Sobre esta situación fiscal, Cucalón aseguró que no procede una investigación.
“A mí la ley no me da esa facultad, y si es así entonces también voy a investigar a todos los que no declararon el valor catastral de sus propiedades... y que nadie me diga ni mier... ”. (sic).
El artículo 797 del Código Fiscal señala que incurre en defraudación fiscal aquel contribuyente “que simule actos jurídicos que impliquen reducción del valor catastral u omisión parcial o total del pago del impuesto para sí o para otro”.
La sanción incluye una multa de hasta 10 veces la suma de prisión, “o prisión de dos a cinco años”.
Cucalón fue uno de los funcionarios que propuso la actualización catastral como una medida para aumentar la recaudación fiscal que requiere un país en crecimiento.
“Los primeros avalúos se hicieron en 2010. Yo no sé cuál es la alharaca.
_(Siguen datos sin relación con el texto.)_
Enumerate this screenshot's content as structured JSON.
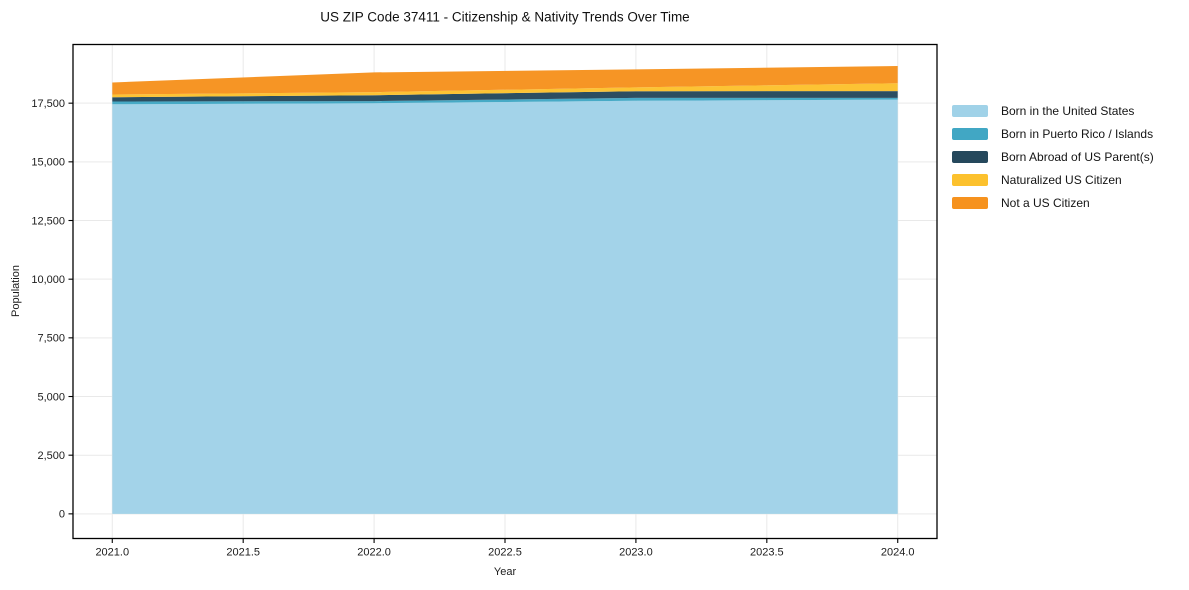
{
  "chart_data": {
    "type": "area",
    "stacked": true,
    "title": "US ZIP Code 37411 - Citizenship & Nativity Trends Over Time",
    "xlabel": "Year",
    "ylabel": "Population",
    "x": [
      2021,
      2022,
      2023,
      2024
    ],
    "series": [
      {
        "name": "Born in the United States",
        "color": "#a0d2e8",
        "values": [
          17450,
          17500,
          17600,
          17650
        ]
      },
      {
        "name": "Born in Puerto Rico / Islands",
        "color": "#41a7c4",
        "values": [
          120,
          90,
          125,
          75
        ]
      },
      {
        "name": "Born Abroad of US Parent(s)",
        "color": "#25485c",
        "values": [
          180,
          250,
          285,
          290
        ]
      },
      {
        "name": "Naturalized US Citizen",
        "color": "#fcc12d",
        "values": [
          120,
          130,
          160,
          330
        ]
      },
      {
        "name": "Not a US Citizen",
        "color": "#f6921e",
        "values": [
          510,
          840,
          770,
          740
        ]
      }
    ],
    "totals": [
      18380,
      18810,
      18940,
      19085
    ],
    "xlim": [
      2020.85,
      2024.15
    ],
    "ylim": [
      -1050,
      20000
    ],
    "xticks": [
      {
        "value": 2021.0,
        "label": "2021.0"
      },
      {
        "value": 2021.5,
        "label": "2021.5"
      },
      {
        "value": 2022.0,
        "label": "2022.0"
      },
      {
        "value": 2022.5,
        "label": "2022.5"
      },
      {
        "value": 2023.0,
        "label": "2023.0"
      },
      {
        "value": 2023.5,
        "label": "2023.5"
      },
      {
        "value": 2024.0,
        "label": "2024.0"
      }
    ],
    "yticks": [
      {
        "value": 0,
        "label": "0"
      },
      {
        "value": 2500,
        "label": "2,500"
      },
      {
        "value": 5000,
        "label": "5,000"
      },
      {
        "value": 7500,
        "label": "7,500"
      },
      {
        "value": 10000,
        "label": "10,000"
      },
      {
        "value": 12500,
        "label": "12,500"
      },
      {
        "value": 15000,
        "label": "15,000"
      },
      {
        "value": 17500,
        "label": "17,500"
      }
    ],
    "grid": true,
    "legend_position": "right"
  },
  "colors": {
    "background": "#ffffff",
    "gridline": "#e9e9e9",
    "spine": "#000000",
    "tick_text": "#1c1c1c"
  }
}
Tres años después es que se dan cuenta de la ley o es que todos son unos sinvergüenzas. Quieren carreteras buenas, y quieren y quieren. No entiendo cuál es la línea. ¿Que todos paguen lo que tengan que pagar, o que unos vivan a costilla de otros?”, se preguntó Cucalón.
El proceso de revalorización se inició en las zonas de alto poder adquisitivo en las que no se había hecho una actualización desde hace más de 30 años.
Así se iniciaron los censos en Paitilla, Punta Pacífica, Costa del Este, El Carmen y vía España. La revalorización afectó 14 mil propiedades, pero en el plan del Ministerio de Economía y Finanzas ( MEF) no estaba incluido el sector de Altos del Golf.
Algunas propiedades, según las empresas de avalúos que contrató el MEF, se incrementaron en un 500%.
El presidente de la Asociación Panameña de Ejecutivos de Empresas (Apede), Fernando Aramburú Porras, reiteró que los gremios no se oponen a pagar impuestos, pero recomendó seguir un procedimiento “justo y equitativo” y no un valor comercial hecho en el momento que los bienes han subido extraordinariamente por el auge económico que es temporal y pasajero.
“Tampoco nos parece que se hagan en ciertas áreas preseleccionadas, ya que consideramos que eso es discriminatorio”, dijo.
Martinelli solicitó a la Autoridad Nacional de Administración de Tierras una actualización catastral de sus propiedades.
El Código Fiscal es claro en cuanto al procedimiento a seguir, cuando se trata de avalúos “voluntarios”.
El artículo 766A del referido código –que fue modificado mediante la Ley 49 de 2009, sancionada por Ricardo Martinelli– dicta que, en estos casos, el contribuyente presenta una declaración jurada del valor estimado del bien, “debidamente refrendada por una empresa evaluadora de bienes raíces”.
La Dirección de Catastro y Bienes Patrimoniales –que es parte de la Autoridad Nacional de Administración de Tierras (Anati)– sí tiene facultad para “aceptar o no” la cifra propuesta por el contribuyente.
El monto declarado debe representar un aumento respecto al valor catastral anterior.
Además, el valor no podrá ser variado por la Dirección en los cinco años siguientes, salvo en casos de demolición, desastre natural o “fuerza mayor”.
El pasado martes, Martinelli concurrió personalmente a la Anati para pedir una revisión del valor de su mansión, luego que una investigación de este diario revelara que los mismos no habían sufrido cambios en 25 años.
“No sabía que mi casa no había sido revaluada”, justificó el mandatario.
No dijo si también actualizará el valor de la casa club de su familia, también en Altos del Golf, cuyo valor declarado ($102 mil) no ha sido actualizado en dos décadas.